While South Africa depends on Lesotho’s water, a $6.2 billion US deal could help Lesotho depend less on South African electricity

Under a $6.2 billion agreement with US-based Convalt Energy, Lesotho plans to build a major hydropower project and an AI data centre that could reduce its reliance on electricity imports from South Africa while expanding its role in the region’s energy market

While South Africa depends on Lesotho’s water, a $6.2 billion US deal could help Lesotho depend less on South African electricity
While South Africa depends on Lesotho’s water, a $6.2 billion US deal could help Lesotho depend less on South African electricity

Under a $6.2 billion agreement with US-based Convalt Energy, Lesotho plans to build a major hydropower project and an AI data centre that could reduce its reliance on electricity imports from South Africa while expanding its role in the region’s energy market

  • The addition of an AI data centre positions Lesotho to enter Africa’s growing digital economy, though specific details of the centre are yet to be disclosed.
  • Currently, Lesotho is reliant on electricity imports, but Project Kobong could generate surplus power for export to South Africa and other nations.
  • Lesotho signed a $6.2 billion agreement with US-based Convalt Energy to build a 1,200 MW hydropower plant and an AI data centre.
  • The deal is expected to be the largest foreign direct investment in Lesotho’s history, aiming to turn the country into a regional power exporter.

Signed on June 4 between Convalt Energy and Lesotho’s Ministry of Energy, the 98 billion-maloti deal covers the development of 1,200 megawatts of hydropower capacity and an integrated AI data centre under Project Kobong.

If completed, the investment could shift Lesotho from a net electricity importer to a regional power exporter while giving the country digital infrastructure capable of supporting energy-intensive AI operations.

The agreement followed talks between King Letsie III and Richard Gephardt, a Convalt Energy board member and shareholder, on Lesotho’s ambition to become a regional centre for energy and digital infrastructure.

Lesotho Targets Greater Energy Independence

Lesotho generates most of its domestic electricity from the 72-megawatt Muela hydropower plant and the 30-megawatt Ramarothole solar facility.

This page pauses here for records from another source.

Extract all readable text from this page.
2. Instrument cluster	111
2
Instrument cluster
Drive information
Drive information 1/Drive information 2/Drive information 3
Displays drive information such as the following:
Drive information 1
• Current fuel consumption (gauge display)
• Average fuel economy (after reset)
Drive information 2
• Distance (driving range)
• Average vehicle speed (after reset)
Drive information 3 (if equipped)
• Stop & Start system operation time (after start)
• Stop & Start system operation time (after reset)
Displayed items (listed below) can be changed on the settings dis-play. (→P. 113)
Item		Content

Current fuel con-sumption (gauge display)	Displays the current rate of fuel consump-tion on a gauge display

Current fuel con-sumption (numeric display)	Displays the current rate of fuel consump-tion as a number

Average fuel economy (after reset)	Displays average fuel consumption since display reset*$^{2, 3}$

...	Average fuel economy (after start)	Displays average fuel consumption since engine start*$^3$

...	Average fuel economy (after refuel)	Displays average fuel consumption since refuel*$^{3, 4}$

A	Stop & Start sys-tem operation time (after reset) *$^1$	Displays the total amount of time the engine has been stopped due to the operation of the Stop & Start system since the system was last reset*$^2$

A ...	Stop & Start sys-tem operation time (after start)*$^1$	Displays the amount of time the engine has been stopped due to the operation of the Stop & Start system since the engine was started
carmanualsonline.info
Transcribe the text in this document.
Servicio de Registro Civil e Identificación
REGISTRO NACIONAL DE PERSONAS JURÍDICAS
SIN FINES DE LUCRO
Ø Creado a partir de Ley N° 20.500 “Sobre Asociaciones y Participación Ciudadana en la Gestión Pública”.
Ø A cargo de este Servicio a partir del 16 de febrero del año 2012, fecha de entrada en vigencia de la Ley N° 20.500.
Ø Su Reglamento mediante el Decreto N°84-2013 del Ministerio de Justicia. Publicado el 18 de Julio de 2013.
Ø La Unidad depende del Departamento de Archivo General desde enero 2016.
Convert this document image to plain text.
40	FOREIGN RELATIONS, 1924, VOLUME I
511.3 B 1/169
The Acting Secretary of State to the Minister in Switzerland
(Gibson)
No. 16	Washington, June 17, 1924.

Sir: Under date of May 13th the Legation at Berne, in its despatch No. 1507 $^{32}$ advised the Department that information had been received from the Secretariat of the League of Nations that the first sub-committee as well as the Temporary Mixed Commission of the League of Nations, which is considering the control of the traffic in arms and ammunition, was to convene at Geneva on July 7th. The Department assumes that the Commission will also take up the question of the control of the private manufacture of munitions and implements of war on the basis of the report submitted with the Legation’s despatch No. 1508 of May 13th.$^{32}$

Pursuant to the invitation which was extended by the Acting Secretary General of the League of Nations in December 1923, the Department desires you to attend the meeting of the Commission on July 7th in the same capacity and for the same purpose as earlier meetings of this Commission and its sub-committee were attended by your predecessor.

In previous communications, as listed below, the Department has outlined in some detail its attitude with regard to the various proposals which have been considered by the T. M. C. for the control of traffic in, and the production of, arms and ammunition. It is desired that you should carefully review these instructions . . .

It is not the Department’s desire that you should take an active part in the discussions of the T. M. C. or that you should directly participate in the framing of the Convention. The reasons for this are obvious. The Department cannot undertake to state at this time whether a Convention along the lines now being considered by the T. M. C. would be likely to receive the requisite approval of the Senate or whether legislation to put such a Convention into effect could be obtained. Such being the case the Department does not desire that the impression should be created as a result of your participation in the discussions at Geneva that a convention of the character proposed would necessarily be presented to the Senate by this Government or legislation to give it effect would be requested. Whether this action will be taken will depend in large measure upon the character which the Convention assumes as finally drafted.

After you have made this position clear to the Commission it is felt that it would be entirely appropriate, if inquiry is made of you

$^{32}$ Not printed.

However, output remains below national demand.

World Bank project documents put electricity demand at about 209 megawatts, compared with installed domestic capacity of roughly 105 megawatts.

To cover the shortfall, the country imports power from South Africa’s Eskom and Mozambique’s Electricidade de Moçambique through the Southern African Power Pool. In 2024, Lesotho imported 438 gigawatt-hours of the 970 gigawatt-hours it consumed.

That reliance has exposed Lesotho to import costs and external supply risks, particularly after years of nationwide load-shedding in South Africa caused by Eskom’s ageing power stations and generation shortages.

Although Eskom’s performance has improved, major cities, including Johannesburg, continue to experience local outages linked to municipal infrastructure failures and maintenance backlogs.

Project Kobong could therefore strengthen Lesotho’s energy security by expanding domestic generation and creating surplus capacity for regional exports.

Its proposed 1,200-megawatt capacity would be more than 10 times Lesotho’s existing generation capacity and significantly exceed current domestic demand.

The US Embassy in Maseru said the project could eliminate costly electricity imports, turn Lesotho into a power exporter and position the country to participate in the growth of global artificial intelligence infrastructure.

Lesotho
Lesotho

A Two-Way Resource Relationship

The project could also reshape Lesotho’s long-standing resource relationship with South Africa.

While the mountain kingdom buys part of its electricity from South Africa, its larger neighbour relies heavily on water transferred from the mountain kingdom’s highlands to Gauteng.

Through the Lesotho Highlands Water Project, the country supplies an estimated 60% of Johannesburg’s water needs, while revenue from the scheme makes a significant contribution to Lesotho’s economy.

That reliance is expected to deepen under Phase II of the Lesotho Highlands Water Project, which will increase annual transfers to South Africa from 780 million cubic metres to about 1.27 billion cubic metres.

Project Kobong could rebalance the relationship by enabling Lesotho to continue supplying water to South Africa while cutting electricity imports, exporting power to the regional grid and earning more from its water resources.

AI Adds A Digital Growth Angle

Beyond power generation, the inclusion of an AI data centre gives Project Kobong a wider digital ambition.

Data centres require large and reliable electricity supplies, giving Lesotho’s hydropower resources a potential advantage as demand for digital infrastructure grows across Africa.

The planned facility could give the mountain kingdom a role in the continent’s emerging AI economy, although details about its computing capacity, customers and construction schedule have not been disclosed.

Meanwhile, American exports linked to the development are expected to exceed $2 billion, creating demand for US equipment, technology and manufacturing.

If fully implemented, Project Kobong would reduce Lesotho’s exposure to imported electricity, support new digital industries and create export capacity for regional markets.